According to the police statement, the protesters attacked officers with “bricks, glass bottles, paint bombs; pouring suspected corrosive liquids; and shooting metal marbles with a crossbow.”
“Large traffic signs were removed from curbs and heavy objects were hurled from height at police officers near Rumsey Street in Sheung Wan, posing serious threats to their lives,” it added.
The police claimed they had also seized “lethal weapons” such as bows and arrows, condemned the attitude of the demonstrators and reiterated their “determination and capability to bring offenders to justice.”
Numerous riot police officers deployed around the Wan Chai police station and the headquarters of the Liaison Office – which represents the mainland Chinese government in Hong Kong – used gas canisters to disperse the protesters.
The clashes between demonstrators and the police were particularly tense on Sunday, as witnessed by EFE.
In a separate statement, the special administrative region’s government gave a strong condemnation of “the radical protesters who disregarded law and order and violently breached the public peace” and said it would provide full support to the police “to strictly enforce the law” and restore public order as soon as possible.
“We once again appeal to members of the public to express their views in a peaceful and rational manner and abide by the law,” the government added.
Sunday’s meeting and the improvised demonstration were held in protest of the police’s actions in recent weeks.
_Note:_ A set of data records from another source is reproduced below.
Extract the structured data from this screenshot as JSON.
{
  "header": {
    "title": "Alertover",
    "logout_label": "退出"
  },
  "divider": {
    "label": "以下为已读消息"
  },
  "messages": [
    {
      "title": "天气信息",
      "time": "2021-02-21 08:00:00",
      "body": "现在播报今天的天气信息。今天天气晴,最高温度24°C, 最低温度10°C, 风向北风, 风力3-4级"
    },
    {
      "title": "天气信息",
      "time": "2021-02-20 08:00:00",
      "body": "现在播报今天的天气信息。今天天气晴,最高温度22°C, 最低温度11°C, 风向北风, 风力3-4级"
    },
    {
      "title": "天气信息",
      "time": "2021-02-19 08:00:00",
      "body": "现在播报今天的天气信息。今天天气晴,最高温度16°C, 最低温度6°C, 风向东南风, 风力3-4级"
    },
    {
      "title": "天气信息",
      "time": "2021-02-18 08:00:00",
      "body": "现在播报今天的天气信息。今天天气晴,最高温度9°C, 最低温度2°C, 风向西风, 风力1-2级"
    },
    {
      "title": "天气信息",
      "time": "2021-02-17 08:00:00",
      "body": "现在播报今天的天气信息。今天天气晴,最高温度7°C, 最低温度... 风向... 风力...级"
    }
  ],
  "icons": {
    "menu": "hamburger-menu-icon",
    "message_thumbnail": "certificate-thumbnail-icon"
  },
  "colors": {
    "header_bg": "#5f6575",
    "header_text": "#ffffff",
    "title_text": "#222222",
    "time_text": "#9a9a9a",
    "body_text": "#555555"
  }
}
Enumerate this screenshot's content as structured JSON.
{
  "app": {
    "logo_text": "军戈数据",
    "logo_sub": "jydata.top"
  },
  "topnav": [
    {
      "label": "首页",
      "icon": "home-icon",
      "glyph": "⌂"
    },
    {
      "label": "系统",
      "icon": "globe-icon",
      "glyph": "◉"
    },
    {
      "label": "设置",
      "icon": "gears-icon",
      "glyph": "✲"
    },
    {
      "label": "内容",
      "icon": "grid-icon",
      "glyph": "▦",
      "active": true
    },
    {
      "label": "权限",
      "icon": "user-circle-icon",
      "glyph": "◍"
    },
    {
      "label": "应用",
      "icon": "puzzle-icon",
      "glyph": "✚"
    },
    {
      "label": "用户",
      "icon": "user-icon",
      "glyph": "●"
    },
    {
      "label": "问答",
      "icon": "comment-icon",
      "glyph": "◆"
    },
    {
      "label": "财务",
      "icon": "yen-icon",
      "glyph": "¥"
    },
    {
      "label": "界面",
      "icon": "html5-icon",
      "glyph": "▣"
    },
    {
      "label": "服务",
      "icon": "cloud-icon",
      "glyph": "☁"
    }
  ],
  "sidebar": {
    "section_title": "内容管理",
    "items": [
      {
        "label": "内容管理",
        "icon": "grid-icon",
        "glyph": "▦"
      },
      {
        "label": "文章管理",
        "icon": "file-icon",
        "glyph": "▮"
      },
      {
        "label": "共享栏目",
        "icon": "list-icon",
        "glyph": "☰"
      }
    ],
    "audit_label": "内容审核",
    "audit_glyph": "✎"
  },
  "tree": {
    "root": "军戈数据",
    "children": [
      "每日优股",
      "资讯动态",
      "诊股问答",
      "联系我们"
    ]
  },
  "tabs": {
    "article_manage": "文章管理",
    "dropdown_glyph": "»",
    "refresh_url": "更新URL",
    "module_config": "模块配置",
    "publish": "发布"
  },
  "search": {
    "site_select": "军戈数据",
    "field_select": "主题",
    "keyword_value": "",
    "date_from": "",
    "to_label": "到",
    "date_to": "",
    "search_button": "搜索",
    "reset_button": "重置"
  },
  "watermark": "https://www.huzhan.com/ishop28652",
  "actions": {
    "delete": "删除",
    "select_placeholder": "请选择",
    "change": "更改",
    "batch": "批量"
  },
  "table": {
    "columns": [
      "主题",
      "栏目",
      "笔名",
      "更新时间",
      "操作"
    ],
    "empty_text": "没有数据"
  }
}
Activists say that law enforcement has used excessive force against protesters while giving a very meek response to an incident on July 21 in the Yuen Long neighborhood.
That day, at the Yuen Long subway station, 45 demonstrators were injured in an attack by a mob allegedly made up of members of the Chinese mafia, commonly known as triads. The police did not intervene.
On Sunday, tens of thousands of people held another unauthorized march in the neighborhood, in which 23 people were injured and 13 arrested, including one of the organizers.
This is a new phase in the demonstrations that began in early June in Hong Kong against a controversial extradition bill.
Protesters now have broader demands regarding the democratic mechanisms of the former British colony, whose sovereignty reverted back to China in 1997 after Beijing committed to maintaining its special system of common law until 2047.
Although Hong Kong Chief Executive Carrie Lam had announced the death of the bill earlier this month, the protesters – who have persistently called for Lam’s resignation – were left dissatisfied and have continued to take to the streets in large numbers over the past eight weekends.